Scipy's interpn suffers somewhat in terms of speed compared to the very fastest method, but for it's generality and ease of use it's definitely the way to go.

Answer 2

For a fixed point in time, you can utilize the following interpolation function:

g(a) = cc[0]*abs(a-aa[0]) + cc[1]*abs(a-aa[1]) + cc[2]*abs(a-aa[2])

where a is the hiker's altitude, aa the vector with the 3 measurement altitudes and cc is a vector with the coefficients. There are three things to note:

1. For given temperatures (alltemps) corresponding to aa, determining cc can be done by solving a linear matrix equation using np.linalg.solve().
2. g(a) is easy to vectorize for a (N,) dimensional a and (N, 3) dimensional cc (including np.linalg.solve() respectively).
3. g(a) is called a first order univariate spline kernel (for three points). Using abs(a-aa[i])**(2*d-1) would change the spline order to d. This approach could be interpreted a simplified version of a Gaussian Process in Machine Learning.

So the code would be:

import matplotlib.pyplot as plt
import numpy as np
import seaborn as sns

# generate temperatures
np.random.seed(0)
N, sigma = 1000, 5
trend = np.sin(4 / N * np.arange(N)) * 30
alltemps = np.array([tmp0 + trend + sigma*np.random.randn(N)
                     for tmp0 in [70, 50, 40]])

# generate attitudes:
altitudes = np.array([500, 1500, 4000]).astype(float)
location = np.linspace(altitudes[0], altitudes[-1], N)


def doit():
    """ do the interpolation, improved version for speed """
    AA = np.vstack([np.abs(altitudes-a_i) for a_i in altitudes])
    # This is slighty faster than np.linalg.solve(), because AA is small:
    cc = np.dot(np.linalg.inv(AA), alltemps)

    return (cc[0]*np.abs(location-altitudes[0]) +
            cc[1]*np.abs(location-altitudes[1]) +
            cc[2]*np.abs(location-altitudes[2]))


t_loc = doit()  # call interpolator

# do the plotting:
fg, ax = plt.subplots(num=1)
for alt, t in zip(altitudes, alltemps):
    ax.plot(t, label="%d feet" % alt, alpha=.5)
ax.plot(t_loc, label="Interpolation")
ax.legend(loc="best", title="Altitude:")
ax.set_xlabel("Time")
ax.set_ylabel("Temperature")
fg.canvas.draw()

Measuring the time gives:

In [2]: %timeit doit()
10000 loops, best of 3: 107 µs per loop

Update: I replaced the original list comprehensions in doit() to import speed by 30% (For N=1000).

Furthermore, as requested for comparison, @moarningsun's benchmark code block on my machine:

10 loops, best of 3: 110 ms per loop  
interp_checked
10000 loops, best of 3: 83.9 µs per loop
scipy_interpn
1000 loops, best of 3: 678 µs per loop
Output allclose:
[True, True, True]

Note that N=1000 is a relatively small number.

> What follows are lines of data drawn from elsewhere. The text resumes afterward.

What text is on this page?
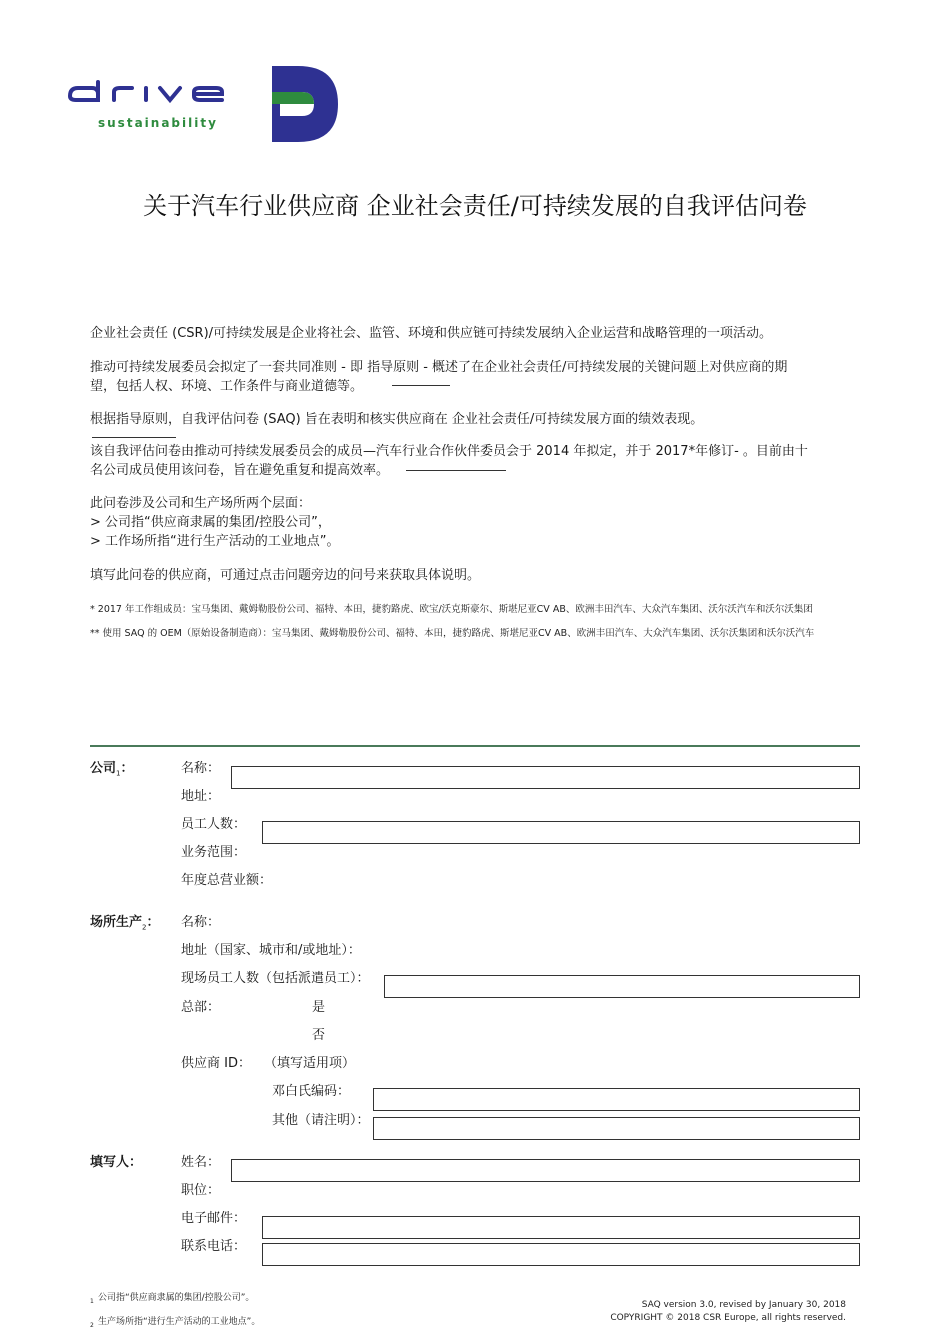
sustainability
关于汽车行业供应商 企业社会责任/可持续发展的自我评估问卷
企业社会责任 (CSR)/可持续发展是企业将社会、监管、环境和供应链可持续发展纳入企业运营和战略管理的一项活动。
推动可持续发展委员会拟定了一套共同准则 - 即 指导原则 - 概述了在企业社会责任/可持续发展的关键问题上对供应商的期
望，包括人权、环境、工作条件与商业道德等。
根据指导原则，自我评估问卷 (SAQ) 旨在表明和核实供应商在 企业社会责任/可持续发展方面的绩效表现。
该自我评估问卷由推动可持续发展委员会的成员—汽车行业合作伙伴委员会于 2014 年拟定，并于 2017*年修订- 。目前由十
名公司成员使用该问卷，旨在避免重复和提高效率。
此问卷涉及公司和生产场所两个层面：
> 公司指“供应商隶属的集团/控股公司”，
> 工作场所指“进行生产活动的工业地点”。
填写此问卷的供应商，可通过点击问题旁边的问号来获取具体说明。
* 2017 年工作组成员：宝马集团、戴姆勒股份公司、福特、本田，捷豹路虎、欧宝/沃克斯豪尔、斯堪尼亚CV AB、欧洲丰田汽车、大众汽车集团、沃尔沃汽车和沃尔沃集团
** 使用 SAQ 的 OEM（原始设备制造商）：宝马集团、戴姆勒股份公司、福特、本田，捷豹路虎、斯堪尼亚CV AB、欧洲丰田汽车、大众汽车集团、沃尔沃集团和沃尔沃汽车
公司$_1$：	名称：
地址：
员工人数：
业务范围：
年度总营业额：
场所生产$_2$： 名称：
地址（国家、城市和/或地址）：
现场员工人数（包括派遣员工）：
总部：	是
否
供应商 ID： （填写适用项）
邓白氏编码：
其他（请注明）：
填写人：	姓名：
职位：
电子邮件：
联系电话：
1 公司指“供应商隶属的集团/控股公司”。
2 生产场所指“进行生产活动的工业地点”。
SAQ version 3.0, revised by January 30, 2018
COPYRIGHT © 2018 CSR Europe, all rights reserved.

Using N=100000 produces the results:

interp_checked
100 loops, best of 3: 8.37 ms per loop

%timeit doit()
100 loops, best of 3: 5.31 ms per loop

This shows that this approach scales better for large N than the interp_checked approach.

Answer 3

I'll offer one bit of progress. In the second case (interpolating "along a path") we are making many different interpolation functions. One thing we could try is to make just one interpolation function (one which does interpolation in the altitude dimension over all times as in the first case above) and evaluate that function over and over (in a vectorized way). That would give us way more data than we want (it would give us a 1,000 x 1,000 matrix instead of a 1,000-element vector). But then our target result would just be along the diagonal. So the question is, does calling a single function on way more complex arguments run faster than making many functions and calling them with simple arguments?

The answer is yes!

The key is that the interpolating function returned by scipy.interpolate.interp1d is able to accept a numpy.ndarray as its input. So you can effectively call the interpolating function many times at C-speed by feeding in a vector input. I.e. this is way, way faster than writing a for loop which calls the interpolating function over and over again on a scalar input. So while we compute many many data points that we wind up throwing away, we save even more time by not constructing many different interpolating functions that we barely use.

old_way = interped_along_path = np.array([interp1d(altitudes, finaltemps.values[i, :])(loc) 
                                                      for i, loc in enumerate(location)])
# look ma, no for loops!
new_way = np.diagonal(interp1d(altitudes, finaltemps.values)(location)) 
# note, `location` is a vector!
abs(old_way - new_way).max()
#-> 0.0

and yet:

%%timeit
res = np.diagonal(interp1d(altitudes, finaltemps.values)(location))
#-> 100 loops, best of 3: 16.7 ms per loop

So this approach gets us a factor of 10 better! Can anyone do better? Or suggest an entirely different approach?